Conway, who’s been charged with leading the White House’s efforts on managing the opioid crisis, encouraged students to take a different path.
“So I guess my short advice is, as somebody double your age: eat the ice cream, have the french fry, don’t buy the street drug,” she said. “Believe me, it all works out.”
In addition being poor health advice, Conway’s suggestion essentially sums up the administration’s plan for dealing with the opioid crisis, an epidemic that killed more Americans in 2016 alone than did the entire Vietnam War: Just ask people nicely not to do drugs.
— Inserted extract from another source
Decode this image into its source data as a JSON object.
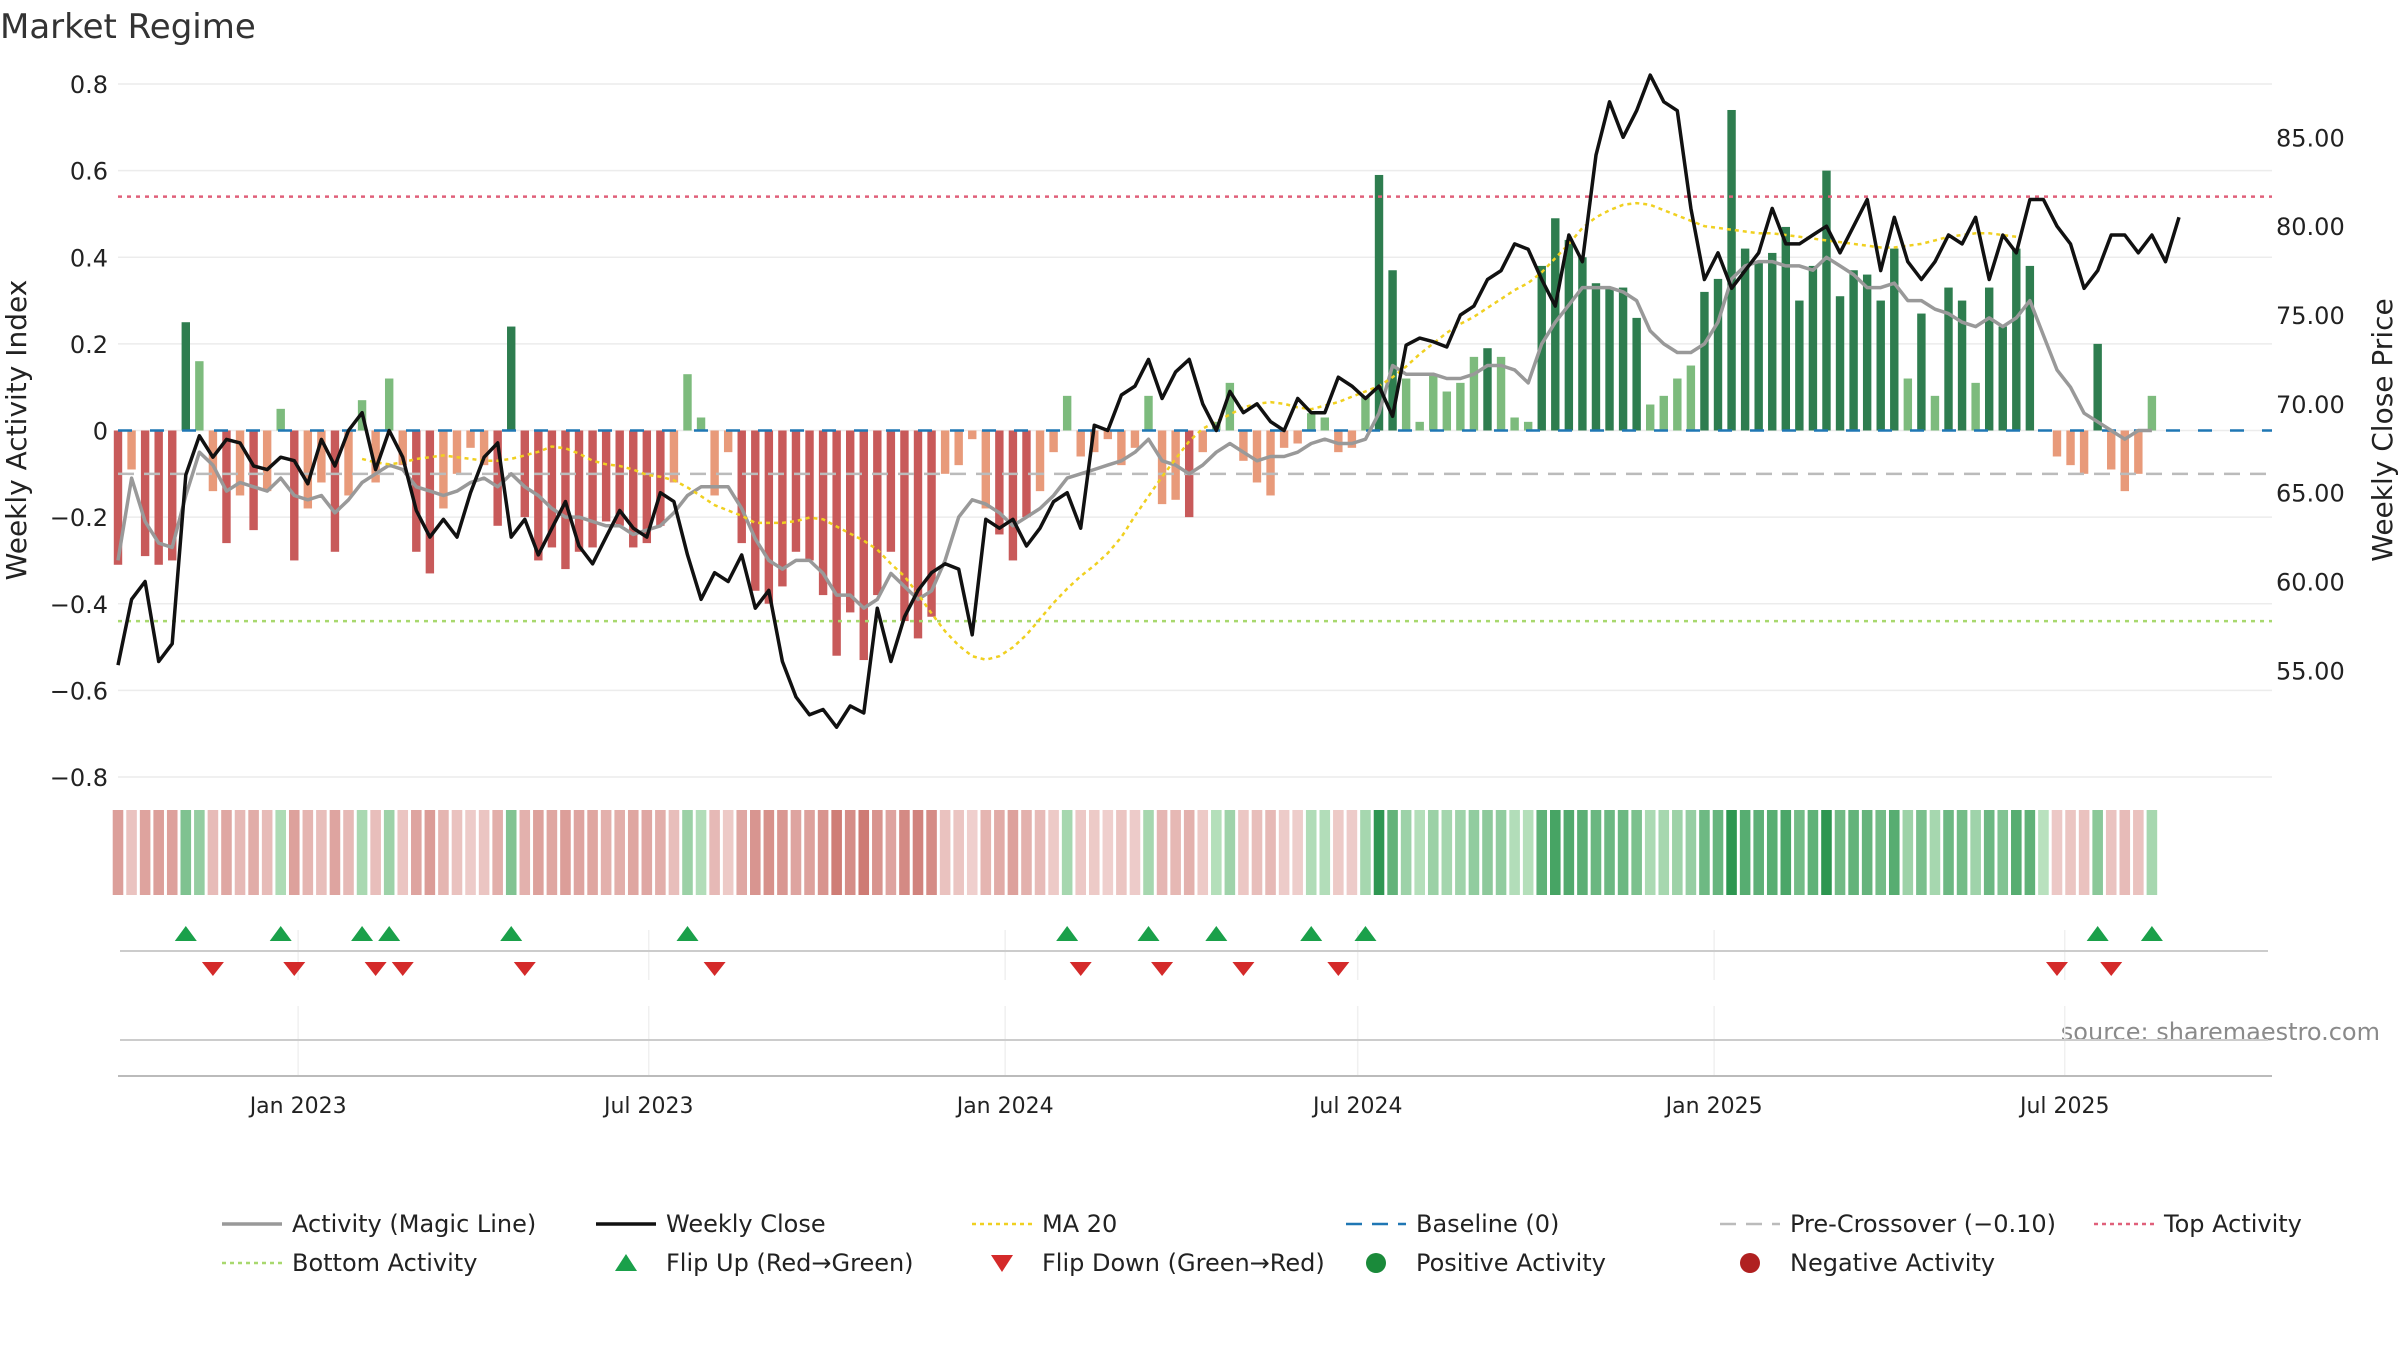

At a speech Monday in New Hampshire, Trump reiterated his belief that we should have “great commercials… where you scare them,” a la the “Just Say No” campaigns of the Reagan era.
Before the event, reporters had been briefed on a policy plan for combating the epidemic, which Trump was going to lay out during the speech; instead, as the president is wont to do, Trump gave a long, winding speech that was mostly about whatever was on his mind at that moment.
Trump’s team is expected to require that doctors adhere to best CDC practices if they want to receive money from Medicare, Medicaid, or other publicly funded health care programs, and Trump even suggested in the speech that the administration would file litigation against major prescription drug companies that have trapped people in addictive cycles.
Though Trump and his allies often tout the administration’s work on opioids, they’ve done almost nothing since Trump took office. They have not declared additional funding to fight the opioid crisis, and they have not heeded the advice of their own Commission on Combating Drug Addiction and the Opioid Crisis, which recommended expanding Medicaid.
Trump has also refused to negotiate reduced pricing for governmental units of naloxone, a lifesaving overdose drug, and has he not worked to negotiate reduced pricing for effective medication-assisted treatments. The administration has also refused to make it easier for doctors to prescribe buprenorphine, an addiction treatment drug, or even reimburse doctors for taking the course needed to get certified in buprenorphine treatment.
Trump seems to think none of that really matters, as he seems sure he has the silver bullet for ending the opioid crisis: Execute the drug dealers.
“This isn’t about being nice anymore,” Trump said at his New Hampshire earlier this week. “These are terrible people, and we have to get tough on those people. We can have all the blue-ribbon committees we want. But if we don’t get tough on the drug dealers, we’re wasting our time — just remember that, we’re wasting our time — and that toughness includes the death penalty.”